La maison ciblée par la municipalité est située à l'extrémité du chemin Belter, tout juste à côté de l'autoroute 50. Une vieille grange délabrée et deux remises en mauvais états sont également aménagées sur le terrain en question.

Selon le maire de L'Ange-Gardien, Robert Goulet, les immeubles concernés représentent un risque pour la sécurité publique. «Il n'y a plus personne qui reste là depuis trois ou quatre ans et c'est devenu un endroit où les jeunes vont jouer régulièrement. C'est un danger public. C'est en train de tomber», indique le premier magistrat.

Plusieurs fois avisé

Celui-ci soutient que le propriétaire a été avisé à plusieurs reprises ces derniers mois qu'il devait apporter des correctifs à ses immeubles. L'administration de L'Ange-Gardien a notamment dépêché un inspecteur sur les lieux pour évaluer le dossier. Le toit et la structure de la résidence sont particulièrement fragiles, alors que la façade est sur le point de s'effondrer.

«Nous avons fait parvenir des correspondances à la personne pour lui faire part de notre point de vue, mais aucune action n'a été prise. Ça ne nous donne pas le choix d'aller un peu plus loin et d'aller devant le tribunal.

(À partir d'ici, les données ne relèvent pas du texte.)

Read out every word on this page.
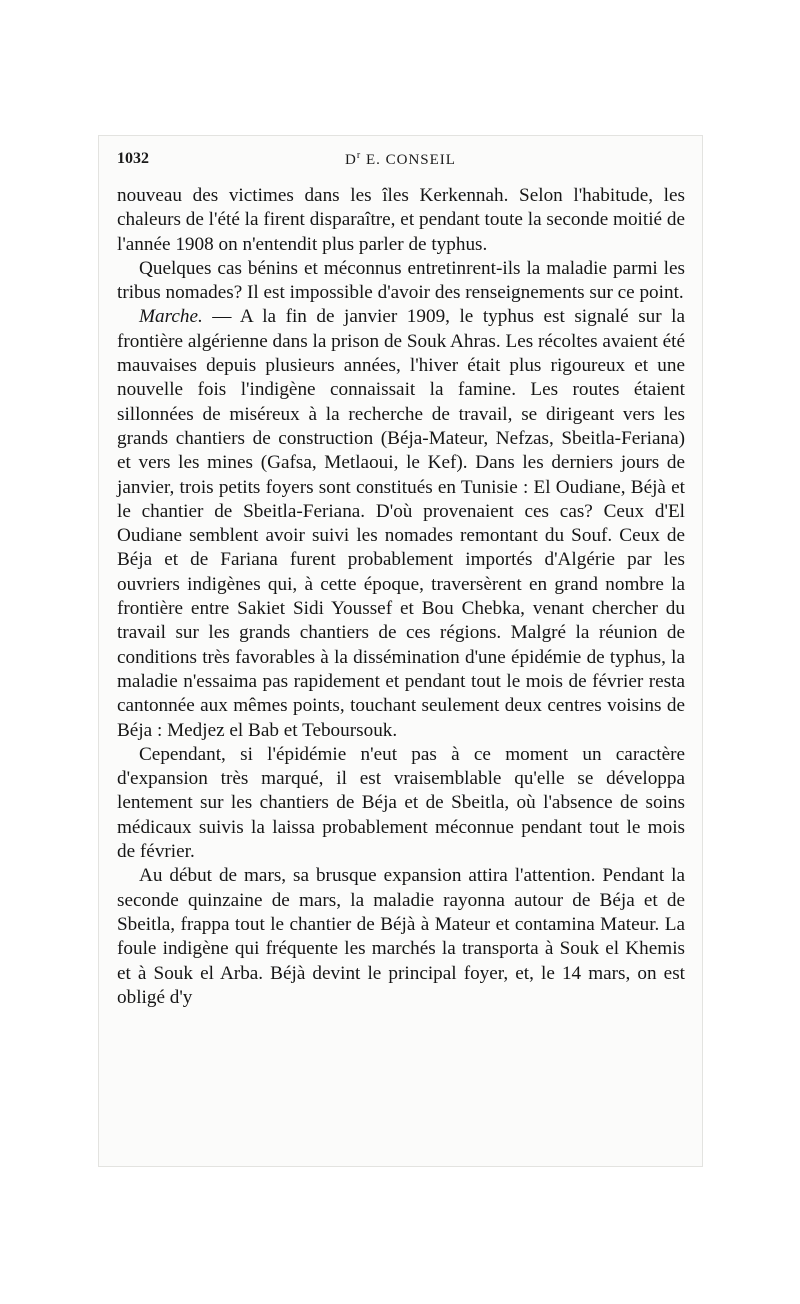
1032	$D^r$ E. CONSEIL

nouveau des victimes dans les îles Kerkennah. Selon l'habitude, les chaleurs de l'été la firent disparaître, et pendant toute la seconde moitié de l'année 1908 on n'entendit plus parler de typhus.

Quelques cas bénins et méconnus entretinrent-ils la maladie parmi les tribus nomades? Il est impossible d'avoir des renseignements sur ce point.

Marche. — A la fin de janvier 1909, le typhus est signalé sur la frontière algérienne dans la prison de Souk Ahras. Les récoltes avaient été mauvaises depuis plusieurs années, l'hiver était plus rigoureux et une nouvelle fois l'indigène connaissait la famine. Les routes étaient sillonnées de miséreux à la recherche de travail, se dirigeant vers les grands chantiers de construction (Béja-Mateur, Nefzas, Sbeitla-Feriana) et vers les mines (Gafsa, Metlaoui, le Kef). Dans les derniers jours de janvier, trois petits foyers sont constitués en Tunisie : El Oudiane, Béjà et le chantier de Sbeitla-Feriana. D'où provenaient ces cas? Ceux d'El Oudiane semblent avoir suivi les nomades remontant du Souf. Ceux de Béja et de Fariana furent probablement importés d'Algérie par les ouvriers indigènes qui, à cette époque, traversèrent en grand nombre la frontière entre Sakiet Sidi Youssef et Bou Chebka, venant chercher du travail sur les grands chantiers de ces régions. Malgré la réunion de conditions très favorables à la dissémination d'une épidémie de typhus, la maladie n'essaima pas rapidement et pendant tout le mois de février resta cantonnée aux mêmes points, touchant seulement deux centres voisins de Béja : Medjez el Bab et Teboursouk.

Cependant, si l'épidémie n'eut pas à ce moment un caractère d'expansion très marqué, il est vraisemblable qu'elle se développa lentement sur les chantiers de Béja et de Sbeitla, où l'absence de soins médicaux suivis la laissa probablement méconnue pendant tout le mois de février.

Au début de mars, sa brusque expansion attira l'attention. Pendant la seconde quinzaine de mars, la maladie rayonna autour de Béja et de Sbeitla, frappa tout le chantier de Béjà à Mateur et contamina Mateur. La foule indigène qui fréquente les marchés la transporta à Souk el Khemis et à Souk el Arba. Béjà devint le principal foyer, et, le 14 mars, on est obligé d'y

Il faudra que ça se fasse rapidement parce que ça constitue un danger pour la population», affirme M. Goulet.

La procédure pourrait coûter quelques centaines de dollars à la municipalité, estime le maire. Il ne s'attend pas à ce que le dossier s'éternise devant les tribunaux. «Ce ne sont pas des montants exorbitants, c'est juste une action judiciaire. Quand les gens ne répondent pas à nos demandes et qu'il s'agit de la sécurité publique, nous n'avons pas le choix d'investir.»

M. Goulet soutient que ce type de dossier est plutôt rare à L'Ange-Gardien. Depuis son élection à titre de maire en 2009, il n'a vu ce genre de situation qu'à deux reprises. La municipalité met un programme de subventions pour l'entretien des résidences à la disposition de ses citoyens, rappelle-t-il.